Letter jokes
What does a man have 3 of, which a girl only has 2 of?
Legs.
What do we find at the end of every rainbow?
The letter W.
Was drinking in a bar with this girl when I suddenly blacked out. The next morning I received a letter saying they are processing my child benefits application, dafaq? I never had kids.
Why are there 25 letters in the alphabet? Because the D is in U.
Sam is a kindergartener. One day, Sam’s teacher told him to learn the first few letters of the alphabet. Later that night, Sam asked his moody sister what the first letter of the alphabet was, and she replied with “Oh, what’s the point. Life is meaningless...”.
Sam then went up to his room and found his brother crying on the floor. Sam asked him what the next letter was. “I hate you!” said Sam’s brother, so Sam left the room. Sam went to his mom and asked her what the third letter was. “You stupid f*****,” his mom yelled at him. So Sam went to ask his Grandpa what the fourth letter is, and his grandpa didn’t reply, so Sam went to bed.
The next day, Sam’s teacher called on him to tell the class what the first letter is, and he answered with “Oh, what’s the point. Life is meaningless...” and the teacher sent him to the school counselor. As he left the room, he yelled at his teacher “I hate you!”
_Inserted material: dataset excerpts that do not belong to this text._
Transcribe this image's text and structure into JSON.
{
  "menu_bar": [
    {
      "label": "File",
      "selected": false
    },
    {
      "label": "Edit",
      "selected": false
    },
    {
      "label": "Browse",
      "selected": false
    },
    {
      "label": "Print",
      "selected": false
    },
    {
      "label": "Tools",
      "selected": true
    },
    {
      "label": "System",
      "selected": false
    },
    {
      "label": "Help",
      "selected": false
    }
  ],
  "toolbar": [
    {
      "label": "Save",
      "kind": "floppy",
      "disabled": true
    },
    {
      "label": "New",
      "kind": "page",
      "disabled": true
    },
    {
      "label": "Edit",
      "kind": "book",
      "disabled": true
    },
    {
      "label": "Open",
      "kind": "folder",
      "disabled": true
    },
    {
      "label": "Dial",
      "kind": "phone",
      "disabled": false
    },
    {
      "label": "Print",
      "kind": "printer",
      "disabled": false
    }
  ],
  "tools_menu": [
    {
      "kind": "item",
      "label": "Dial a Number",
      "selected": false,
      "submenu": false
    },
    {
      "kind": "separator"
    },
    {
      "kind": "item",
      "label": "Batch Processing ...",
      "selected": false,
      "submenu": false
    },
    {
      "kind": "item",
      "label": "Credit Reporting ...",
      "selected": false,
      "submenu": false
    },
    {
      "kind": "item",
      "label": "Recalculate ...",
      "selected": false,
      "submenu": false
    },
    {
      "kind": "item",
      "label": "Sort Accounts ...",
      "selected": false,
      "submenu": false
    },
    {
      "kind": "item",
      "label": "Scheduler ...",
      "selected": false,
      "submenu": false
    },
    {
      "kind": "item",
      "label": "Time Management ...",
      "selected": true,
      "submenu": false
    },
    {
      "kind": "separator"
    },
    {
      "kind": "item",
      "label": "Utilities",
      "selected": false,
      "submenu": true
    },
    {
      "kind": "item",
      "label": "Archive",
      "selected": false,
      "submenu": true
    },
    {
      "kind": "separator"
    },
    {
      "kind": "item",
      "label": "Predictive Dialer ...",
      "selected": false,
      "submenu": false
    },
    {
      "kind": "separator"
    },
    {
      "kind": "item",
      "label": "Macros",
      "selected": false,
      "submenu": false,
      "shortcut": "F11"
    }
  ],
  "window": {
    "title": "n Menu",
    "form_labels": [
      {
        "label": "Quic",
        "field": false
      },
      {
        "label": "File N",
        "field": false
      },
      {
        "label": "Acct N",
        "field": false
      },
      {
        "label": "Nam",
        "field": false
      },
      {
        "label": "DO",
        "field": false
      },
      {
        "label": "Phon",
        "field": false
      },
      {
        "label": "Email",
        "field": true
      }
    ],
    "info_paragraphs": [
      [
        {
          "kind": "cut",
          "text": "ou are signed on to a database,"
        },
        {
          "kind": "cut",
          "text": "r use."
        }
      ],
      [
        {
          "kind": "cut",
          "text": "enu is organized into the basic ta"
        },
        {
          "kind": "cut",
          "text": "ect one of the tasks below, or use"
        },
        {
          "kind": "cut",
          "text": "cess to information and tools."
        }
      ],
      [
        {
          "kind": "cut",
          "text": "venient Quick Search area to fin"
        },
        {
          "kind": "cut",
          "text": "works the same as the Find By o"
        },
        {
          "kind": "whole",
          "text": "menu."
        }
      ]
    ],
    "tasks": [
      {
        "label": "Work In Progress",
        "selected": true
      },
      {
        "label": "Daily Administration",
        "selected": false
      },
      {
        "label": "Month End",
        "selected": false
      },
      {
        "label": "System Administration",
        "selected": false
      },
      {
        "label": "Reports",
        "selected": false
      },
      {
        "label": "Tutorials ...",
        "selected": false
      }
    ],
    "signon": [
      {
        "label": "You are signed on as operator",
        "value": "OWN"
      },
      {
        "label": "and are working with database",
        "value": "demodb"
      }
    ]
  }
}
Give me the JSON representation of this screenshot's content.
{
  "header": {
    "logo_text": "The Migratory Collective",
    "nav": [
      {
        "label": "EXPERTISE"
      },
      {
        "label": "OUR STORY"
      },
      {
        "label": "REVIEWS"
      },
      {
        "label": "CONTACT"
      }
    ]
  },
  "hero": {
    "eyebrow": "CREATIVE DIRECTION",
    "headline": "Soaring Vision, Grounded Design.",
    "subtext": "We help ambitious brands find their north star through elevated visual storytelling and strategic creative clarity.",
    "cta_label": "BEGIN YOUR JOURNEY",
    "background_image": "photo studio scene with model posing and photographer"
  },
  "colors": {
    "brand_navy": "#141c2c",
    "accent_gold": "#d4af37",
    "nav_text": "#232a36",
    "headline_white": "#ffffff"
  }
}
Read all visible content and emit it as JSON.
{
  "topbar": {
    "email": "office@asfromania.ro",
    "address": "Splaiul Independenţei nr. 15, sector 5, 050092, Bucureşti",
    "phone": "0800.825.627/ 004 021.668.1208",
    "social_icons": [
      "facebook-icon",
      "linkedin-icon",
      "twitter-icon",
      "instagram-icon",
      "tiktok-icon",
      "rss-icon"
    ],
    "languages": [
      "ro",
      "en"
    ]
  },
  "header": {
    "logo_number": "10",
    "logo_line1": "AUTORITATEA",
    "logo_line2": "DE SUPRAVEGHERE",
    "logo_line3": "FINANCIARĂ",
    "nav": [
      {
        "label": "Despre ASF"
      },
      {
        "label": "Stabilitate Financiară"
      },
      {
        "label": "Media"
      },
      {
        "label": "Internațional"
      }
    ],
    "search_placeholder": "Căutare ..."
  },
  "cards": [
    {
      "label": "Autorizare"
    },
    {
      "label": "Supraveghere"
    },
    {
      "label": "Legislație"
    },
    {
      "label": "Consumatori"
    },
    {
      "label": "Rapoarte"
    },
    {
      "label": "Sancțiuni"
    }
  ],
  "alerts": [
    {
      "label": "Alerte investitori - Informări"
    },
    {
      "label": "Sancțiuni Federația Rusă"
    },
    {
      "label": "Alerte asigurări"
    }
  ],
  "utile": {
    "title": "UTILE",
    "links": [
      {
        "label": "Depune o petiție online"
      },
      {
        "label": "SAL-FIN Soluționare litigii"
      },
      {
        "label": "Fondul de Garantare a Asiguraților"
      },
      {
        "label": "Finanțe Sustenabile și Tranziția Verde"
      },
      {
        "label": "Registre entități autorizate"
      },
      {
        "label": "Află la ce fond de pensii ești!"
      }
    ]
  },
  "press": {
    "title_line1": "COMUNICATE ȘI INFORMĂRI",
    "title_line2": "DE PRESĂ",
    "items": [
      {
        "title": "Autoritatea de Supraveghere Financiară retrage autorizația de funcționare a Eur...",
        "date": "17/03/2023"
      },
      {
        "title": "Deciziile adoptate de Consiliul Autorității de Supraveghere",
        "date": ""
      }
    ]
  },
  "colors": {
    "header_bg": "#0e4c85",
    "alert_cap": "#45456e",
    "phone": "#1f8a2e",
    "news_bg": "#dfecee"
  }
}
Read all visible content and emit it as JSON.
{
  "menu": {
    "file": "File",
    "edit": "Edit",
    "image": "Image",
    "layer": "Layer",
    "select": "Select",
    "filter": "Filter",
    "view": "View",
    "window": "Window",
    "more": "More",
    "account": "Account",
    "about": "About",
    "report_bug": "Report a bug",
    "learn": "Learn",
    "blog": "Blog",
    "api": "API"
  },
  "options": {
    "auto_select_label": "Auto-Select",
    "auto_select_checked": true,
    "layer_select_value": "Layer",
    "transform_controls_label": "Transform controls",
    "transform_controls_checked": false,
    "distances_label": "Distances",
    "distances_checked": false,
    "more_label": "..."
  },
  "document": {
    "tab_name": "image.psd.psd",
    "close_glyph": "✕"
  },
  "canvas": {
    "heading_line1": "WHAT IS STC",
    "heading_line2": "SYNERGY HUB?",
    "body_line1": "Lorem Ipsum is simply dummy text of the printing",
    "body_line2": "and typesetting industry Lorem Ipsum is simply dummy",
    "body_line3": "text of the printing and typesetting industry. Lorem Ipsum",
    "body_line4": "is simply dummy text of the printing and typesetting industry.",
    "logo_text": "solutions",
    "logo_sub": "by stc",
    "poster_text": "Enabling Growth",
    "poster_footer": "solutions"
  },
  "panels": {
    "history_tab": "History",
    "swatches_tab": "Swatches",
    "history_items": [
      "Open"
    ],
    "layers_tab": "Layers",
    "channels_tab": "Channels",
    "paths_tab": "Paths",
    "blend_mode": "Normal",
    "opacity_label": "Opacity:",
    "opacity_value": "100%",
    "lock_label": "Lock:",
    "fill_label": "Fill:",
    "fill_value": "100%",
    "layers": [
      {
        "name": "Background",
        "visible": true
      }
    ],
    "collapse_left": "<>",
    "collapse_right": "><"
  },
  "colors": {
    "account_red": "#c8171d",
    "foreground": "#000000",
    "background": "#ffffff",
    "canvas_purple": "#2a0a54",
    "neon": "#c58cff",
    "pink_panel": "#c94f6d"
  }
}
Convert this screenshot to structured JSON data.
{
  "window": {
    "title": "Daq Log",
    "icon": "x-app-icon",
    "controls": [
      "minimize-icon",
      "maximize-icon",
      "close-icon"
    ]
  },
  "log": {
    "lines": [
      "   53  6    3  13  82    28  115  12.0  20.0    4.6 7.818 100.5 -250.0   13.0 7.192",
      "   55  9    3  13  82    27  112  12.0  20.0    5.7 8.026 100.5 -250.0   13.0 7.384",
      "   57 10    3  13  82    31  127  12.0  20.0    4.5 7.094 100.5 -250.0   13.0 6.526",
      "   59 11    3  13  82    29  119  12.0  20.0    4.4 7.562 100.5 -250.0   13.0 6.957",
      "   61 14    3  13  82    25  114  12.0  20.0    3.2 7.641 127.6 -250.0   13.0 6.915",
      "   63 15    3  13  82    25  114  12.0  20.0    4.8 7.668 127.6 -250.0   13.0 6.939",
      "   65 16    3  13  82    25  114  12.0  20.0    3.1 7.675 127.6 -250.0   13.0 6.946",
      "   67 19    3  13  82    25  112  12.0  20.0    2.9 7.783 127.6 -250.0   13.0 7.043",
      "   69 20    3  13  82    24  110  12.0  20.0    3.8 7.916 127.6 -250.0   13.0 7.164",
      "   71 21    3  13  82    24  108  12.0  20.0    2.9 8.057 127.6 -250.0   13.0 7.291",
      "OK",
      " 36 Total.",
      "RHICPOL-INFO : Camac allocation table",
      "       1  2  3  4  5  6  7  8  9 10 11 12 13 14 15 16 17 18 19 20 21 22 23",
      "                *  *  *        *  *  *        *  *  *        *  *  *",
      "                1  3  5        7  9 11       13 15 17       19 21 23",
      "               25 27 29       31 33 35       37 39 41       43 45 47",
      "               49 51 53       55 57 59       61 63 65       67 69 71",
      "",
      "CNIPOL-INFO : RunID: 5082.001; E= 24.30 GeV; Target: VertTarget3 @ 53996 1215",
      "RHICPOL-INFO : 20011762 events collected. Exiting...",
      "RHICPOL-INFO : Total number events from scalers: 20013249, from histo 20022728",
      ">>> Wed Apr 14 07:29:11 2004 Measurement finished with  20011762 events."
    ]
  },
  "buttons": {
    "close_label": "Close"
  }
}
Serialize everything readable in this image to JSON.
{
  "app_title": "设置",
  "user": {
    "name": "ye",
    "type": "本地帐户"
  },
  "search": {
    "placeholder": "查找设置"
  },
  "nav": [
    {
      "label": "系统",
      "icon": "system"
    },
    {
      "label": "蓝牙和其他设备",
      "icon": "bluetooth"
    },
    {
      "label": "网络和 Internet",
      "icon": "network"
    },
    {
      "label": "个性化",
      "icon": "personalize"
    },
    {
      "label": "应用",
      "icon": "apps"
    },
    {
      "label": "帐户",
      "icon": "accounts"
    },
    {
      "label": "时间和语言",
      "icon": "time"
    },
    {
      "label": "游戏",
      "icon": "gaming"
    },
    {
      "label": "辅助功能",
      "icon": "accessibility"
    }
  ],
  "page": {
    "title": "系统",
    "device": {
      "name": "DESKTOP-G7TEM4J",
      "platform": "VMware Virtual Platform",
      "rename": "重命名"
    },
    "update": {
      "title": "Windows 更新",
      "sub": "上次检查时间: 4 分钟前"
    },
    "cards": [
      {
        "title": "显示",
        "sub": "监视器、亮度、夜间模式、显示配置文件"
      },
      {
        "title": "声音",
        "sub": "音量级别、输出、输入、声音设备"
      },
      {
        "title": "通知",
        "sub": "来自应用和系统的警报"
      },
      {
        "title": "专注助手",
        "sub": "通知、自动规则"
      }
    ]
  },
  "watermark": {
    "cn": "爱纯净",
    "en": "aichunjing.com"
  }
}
As Sam arrived at the counselor’s office, she said she had called his parents and they wanted him to be safe and locked up in a padded cell. “You stupid f*****,” Sam screamed as he heard the ambulance sirens getting nearer. As the ambulance drove away, Sam, in his straight jacket, was silent.
Memes
Funny how "Hawking" rhymes with "talking" and "walking," and he can't do either.
And the first four letters of his Christian name spell "step," and he also can't do that.
Do you know what I found in my letter soup?
A space.
My dad is like my depression, you need a suicide letter to find him.
Why did the polack try writing a letter with his dick?
Because he didn't have a pen to write with.
What happens once every minute, twice every millennium, but never in a hundred years?
The letter M.
I find it interesting that if you rearrange the letters in the word “Mother-in-law” you get the words “Woman Hitler”.
If you text your crush and they leave you on read, just know that "read" has four letters. You know what also has four letters? "Mine." So that basically means that you are theirs. :)
Yo mama is so lazy that the only letters she knows are "NO".
What’s Hitler’s favorite letter?
Not Z.
How do you say "fish" without the "i"?
Fsh
What starts with F and ends with CK?
Firetruck.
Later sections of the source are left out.